In RSTS, reduced CBP/p300 acetyltransferase activity leads to a corresponding reduction in the acetylation of these non-histone proteins. As a consequence, the activity of numerous transcription factors and regulatory proteins declines, and signaling pathways fail to operate normally. Combined with impaired enhancer function and defective transcription complex assembly, this further deepens the downregulation of developmental genes and is thought to contribute to the neurodevelopmental abnormalities, skeletal anomalies, growth impairment, and multiorgan phenotypes seen in RSTS.

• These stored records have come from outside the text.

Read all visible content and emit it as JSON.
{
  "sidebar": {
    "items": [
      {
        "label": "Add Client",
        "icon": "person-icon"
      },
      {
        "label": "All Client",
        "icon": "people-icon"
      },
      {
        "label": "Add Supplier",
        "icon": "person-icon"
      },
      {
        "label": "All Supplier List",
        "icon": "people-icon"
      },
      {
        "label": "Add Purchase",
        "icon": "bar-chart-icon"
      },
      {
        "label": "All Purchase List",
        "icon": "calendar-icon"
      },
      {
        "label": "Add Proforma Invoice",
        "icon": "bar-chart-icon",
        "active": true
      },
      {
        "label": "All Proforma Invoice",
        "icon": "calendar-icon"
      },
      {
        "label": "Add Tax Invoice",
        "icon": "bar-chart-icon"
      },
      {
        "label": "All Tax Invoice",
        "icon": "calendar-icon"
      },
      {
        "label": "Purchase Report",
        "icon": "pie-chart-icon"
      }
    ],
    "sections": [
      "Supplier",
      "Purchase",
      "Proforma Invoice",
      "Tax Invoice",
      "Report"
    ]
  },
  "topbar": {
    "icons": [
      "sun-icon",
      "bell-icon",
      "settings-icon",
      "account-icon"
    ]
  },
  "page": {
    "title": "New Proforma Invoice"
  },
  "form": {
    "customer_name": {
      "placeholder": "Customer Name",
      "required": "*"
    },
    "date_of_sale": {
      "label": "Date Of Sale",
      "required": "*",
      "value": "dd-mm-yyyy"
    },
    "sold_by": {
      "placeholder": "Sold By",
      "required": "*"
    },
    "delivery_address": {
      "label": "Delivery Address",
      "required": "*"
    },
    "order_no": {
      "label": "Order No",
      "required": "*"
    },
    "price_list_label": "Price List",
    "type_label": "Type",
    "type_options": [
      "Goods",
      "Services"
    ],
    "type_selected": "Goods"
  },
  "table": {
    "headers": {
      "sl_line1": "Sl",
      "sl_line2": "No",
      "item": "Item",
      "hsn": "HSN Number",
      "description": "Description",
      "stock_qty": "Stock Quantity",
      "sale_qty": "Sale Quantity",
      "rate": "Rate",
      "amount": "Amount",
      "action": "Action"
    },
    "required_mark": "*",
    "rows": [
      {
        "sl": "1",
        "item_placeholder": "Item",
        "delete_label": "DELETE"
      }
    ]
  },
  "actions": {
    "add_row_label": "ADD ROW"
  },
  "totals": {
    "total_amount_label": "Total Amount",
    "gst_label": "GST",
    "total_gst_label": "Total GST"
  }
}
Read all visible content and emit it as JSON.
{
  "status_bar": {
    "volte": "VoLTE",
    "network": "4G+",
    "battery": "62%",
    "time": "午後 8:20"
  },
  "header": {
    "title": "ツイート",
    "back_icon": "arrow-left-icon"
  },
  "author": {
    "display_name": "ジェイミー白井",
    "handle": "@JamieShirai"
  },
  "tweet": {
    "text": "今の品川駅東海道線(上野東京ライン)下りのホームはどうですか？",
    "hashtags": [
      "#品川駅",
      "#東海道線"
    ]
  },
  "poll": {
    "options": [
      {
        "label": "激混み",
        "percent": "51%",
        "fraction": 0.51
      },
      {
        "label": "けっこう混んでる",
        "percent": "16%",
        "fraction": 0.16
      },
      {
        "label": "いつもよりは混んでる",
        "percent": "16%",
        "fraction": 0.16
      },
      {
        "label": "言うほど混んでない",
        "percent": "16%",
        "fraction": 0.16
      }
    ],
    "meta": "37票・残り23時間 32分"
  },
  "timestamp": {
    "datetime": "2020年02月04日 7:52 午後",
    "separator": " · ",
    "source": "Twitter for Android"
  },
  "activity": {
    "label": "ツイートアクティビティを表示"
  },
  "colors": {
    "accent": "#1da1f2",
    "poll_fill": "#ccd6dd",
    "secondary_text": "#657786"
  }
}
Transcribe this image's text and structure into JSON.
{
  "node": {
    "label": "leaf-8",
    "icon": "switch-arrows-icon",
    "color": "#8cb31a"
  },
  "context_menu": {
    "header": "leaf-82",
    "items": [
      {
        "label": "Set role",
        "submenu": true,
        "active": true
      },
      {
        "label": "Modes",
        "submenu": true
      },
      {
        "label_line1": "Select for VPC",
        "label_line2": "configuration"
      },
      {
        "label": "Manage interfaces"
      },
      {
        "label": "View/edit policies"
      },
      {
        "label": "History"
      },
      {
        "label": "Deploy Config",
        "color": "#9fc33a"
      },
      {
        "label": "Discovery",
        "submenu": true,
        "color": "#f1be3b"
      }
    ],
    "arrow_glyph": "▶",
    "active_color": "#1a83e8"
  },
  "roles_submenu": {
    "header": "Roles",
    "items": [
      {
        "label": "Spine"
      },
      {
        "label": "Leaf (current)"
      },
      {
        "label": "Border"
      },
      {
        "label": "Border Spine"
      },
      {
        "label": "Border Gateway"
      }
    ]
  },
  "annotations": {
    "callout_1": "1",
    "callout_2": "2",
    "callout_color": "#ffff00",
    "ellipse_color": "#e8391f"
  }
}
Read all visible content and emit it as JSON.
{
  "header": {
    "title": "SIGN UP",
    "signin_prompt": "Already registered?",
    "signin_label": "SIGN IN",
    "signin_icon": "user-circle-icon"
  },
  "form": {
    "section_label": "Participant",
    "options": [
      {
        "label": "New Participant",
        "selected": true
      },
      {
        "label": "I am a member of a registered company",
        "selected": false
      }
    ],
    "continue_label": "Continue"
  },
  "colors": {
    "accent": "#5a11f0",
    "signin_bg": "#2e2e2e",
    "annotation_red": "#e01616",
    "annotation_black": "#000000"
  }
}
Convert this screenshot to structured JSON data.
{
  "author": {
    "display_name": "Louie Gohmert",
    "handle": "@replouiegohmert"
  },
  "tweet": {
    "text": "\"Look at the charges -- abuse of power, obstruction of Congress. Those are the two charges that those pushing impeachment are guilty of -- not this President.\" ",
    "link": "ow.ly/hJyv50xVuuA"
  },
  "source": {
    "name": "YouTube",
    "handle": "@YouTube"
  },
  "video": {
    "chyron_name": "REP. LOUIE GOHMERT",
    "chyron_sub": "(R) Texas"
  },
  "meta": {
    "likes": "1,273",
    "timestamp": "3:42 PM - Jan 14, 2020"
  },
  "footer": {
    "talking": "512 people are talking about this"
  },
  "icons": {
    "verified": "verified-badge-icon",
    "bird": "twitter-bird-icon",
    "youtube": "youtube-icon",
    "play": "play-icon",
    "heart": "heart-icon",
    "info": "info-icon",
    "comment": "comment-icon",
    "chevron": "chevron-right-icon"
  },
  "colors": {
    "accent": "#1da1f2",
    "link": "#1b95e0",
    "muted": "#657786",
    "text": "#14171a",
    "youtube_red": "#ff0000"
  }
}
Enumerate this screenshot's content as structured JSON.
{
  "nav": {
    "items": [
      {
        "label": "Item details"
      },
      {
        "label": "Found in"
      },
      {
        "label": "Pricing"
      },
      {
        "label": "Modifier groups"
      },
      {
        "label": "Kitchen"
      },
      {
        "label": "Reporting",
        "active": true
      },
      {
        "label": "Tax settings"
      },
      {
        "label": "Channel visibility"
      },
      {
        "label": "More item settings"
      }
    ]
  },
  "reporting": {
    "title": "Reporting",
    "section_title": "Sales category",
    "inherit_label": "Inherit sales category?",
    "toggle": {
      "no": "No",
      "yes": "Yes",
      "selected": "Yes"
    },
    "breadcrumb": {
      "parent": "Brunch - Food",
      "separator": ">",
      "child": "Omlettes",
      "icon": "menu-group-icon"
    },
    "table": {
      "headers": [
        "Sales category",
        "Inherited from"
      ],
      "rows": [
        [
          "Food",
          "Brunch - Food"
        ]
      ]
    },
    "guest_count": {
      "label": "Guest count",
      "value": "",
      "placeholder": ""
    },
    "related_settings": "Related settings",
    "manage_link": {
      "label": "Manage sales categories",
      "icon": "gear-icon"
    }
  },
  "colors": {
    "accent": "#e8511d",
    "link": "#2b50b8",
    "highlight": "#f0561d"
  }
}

The Reversal Driven by Variant Type: Differentiating Menke-Hennekam Syndrome
The most important point to recognize in variant analysis is that the nature of the variant (variant type) and its location within the gene can drive dramatically divergent phenotypes.
Gene Variant Mechanism Comparison Guide

How Is a Clinical Diagnosis Made?
Although next-generation sequencing (NGS) now makes it possible to identify CREBBP and EP300 variants directly, clinical diagnostic criteria remain highly important.
Clinical assessment is particularly valuable in situations such as:
- When a variant of uncertain significance (VUS) is identified and its pathogenicity must be judged
- When Rubinstein-Taybi syndrome (RSTS) is strongly suspected on clinical grounds but molecular diagnosis has not been achieved
- When genetic testing is not readily accessible
To address these needs, a clinical scoring system based on cardinal features and supportive features has been proposed for RSTS. Each clinical finding is assigned points, and the total score classifies the likelihood of RSTS into four tiers:
- 0–4 points: Unlikely RSTS
- 5–7 points: Possibly RSTS
- 8–11 points + cardinal feature: Likely RSTS
- ≥12 points + cardinal feature: Definitely RSTS
This scoring system has demonstrated strong diagnostic performance in validation studies. When applied to 100 patients with molecularly confirmed RSTS, all patients scored ≥5, yielding a sensitivity of 100%, while among 45 patients with Menke-Hennekam syndrome—which involves the same CREBBP/EP300 genes but is a distinct disorder—not a single patient was classified as Likely or Definitely RSTS.
The scoring system therefore serves as a highly useful tool for both effectively identifying RSTS patients and distinguishing RSTS from closely related conditions such as Menke-Hennekam syndrome.
The Compass for Precision Variant Interpretation: Efficient VUS Analysis with GEBRA
Rubinstein-Taybi syndrome is not merely a single-organ dysfunction—it is a complex genetic disorder in which the entire chromatin remodeling system, the master switch of gene transcription across every cell in the body, is affected. Because the direction of disease is completely reshaped by fine-grained variant location within specific domains and by variant type (LoF vs. missense), the outcome of diagnosis hinges on the ability to interpret variant sequence data precisely and from multiple angles.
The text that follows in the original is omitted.